Sedert 1 april 2010 moeten nieuwe zelfstandigen zich ten laatste bij de start van hun zelfstandige activiteit aansluiten bij een sociaal verzekeringsfonds. Wanneer men nalaat onmiddellijk aan te sluiten, riskeert men een boete tussen € 500,00 en € 2.000,00. Indien de zelfstandige via een vennootschap werkt, kan zowel de vennootschap als de natuurlijke persoon aangesproken worden voor de betaling van de sociale bijdragen en de boeten.
2. Aanpassing van de forfaitaire kilometervergoeding vanaf 1 juli 2009
De vergoedingen die worden toegekend aan werknemers wegens het gebruik van hun eigen auto, motorfiets of bromfiets voor beroepsmatige verplaatsingen, mogen volledig als een terugbetaling van eigen kosten van de werkgever worden aangemerkt indien zij niet meer bedragen dan de forfaitaire vergoeding die hiervoor door de staat aan zijn personeel wordt toegekend.
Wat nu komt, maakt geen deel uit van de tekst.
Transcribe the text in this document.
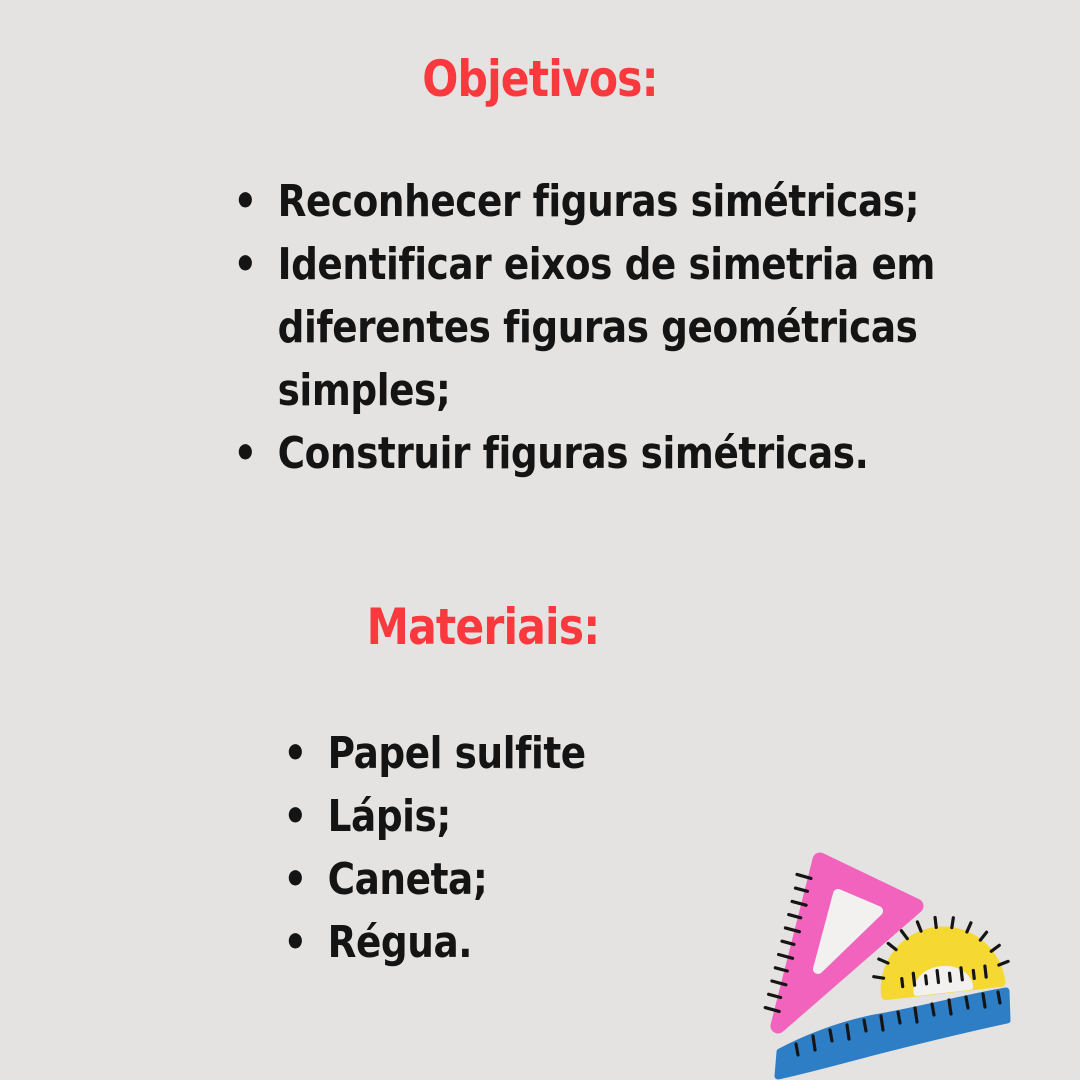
Objetivos:
• Reconhecer figuras simétricas;
• Identificar eixos de simetria em
diferentes figuras geométricas
simples;
• Construir figuras simétricas.
Materiais:
• Papel sulfite
• Lápis;
• Caneta;
• Régua.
Sinds 1 juli 2005 is de aanpassing automatisch gekoppeld aan de evolutie van het indexcijfer.
Deze forfaitaire vergoeding bedraagt € 0,3026 per kilometer voor de periode van 1 juli 2009 tot 30 juni 2010.
De nieuwe kilometervergoeding is kleiner dan die van vorig jaar. Voor de voorafgaande periode
bedroeg deze vergoeding € 0,3169 per kilometer.
Het gaat hier om een minimale vergoeding, die kan worden toegekend zelfs als de werkelijke kost lager ligt. Een hoger bedrag blijft evenwel mogelijk op voorwaarde dat wordt aangetoond dat het hogere bedrag overeenstemt met de werkelijke kostprijs per kilometer van het gebruikte voertuig.
3. Energiebesparende investeringen: een overzicht met de wijzigingen
De regeling is niet nieuw. Uitgaven voor een rationeler energieverbruik in een woning die in het inkomstenjaar werkelijk zijn betaald geven recht op een belastingvermindering van 40 %. De werken moeten zijn uitgevoerd door een geregistreerde aannemer.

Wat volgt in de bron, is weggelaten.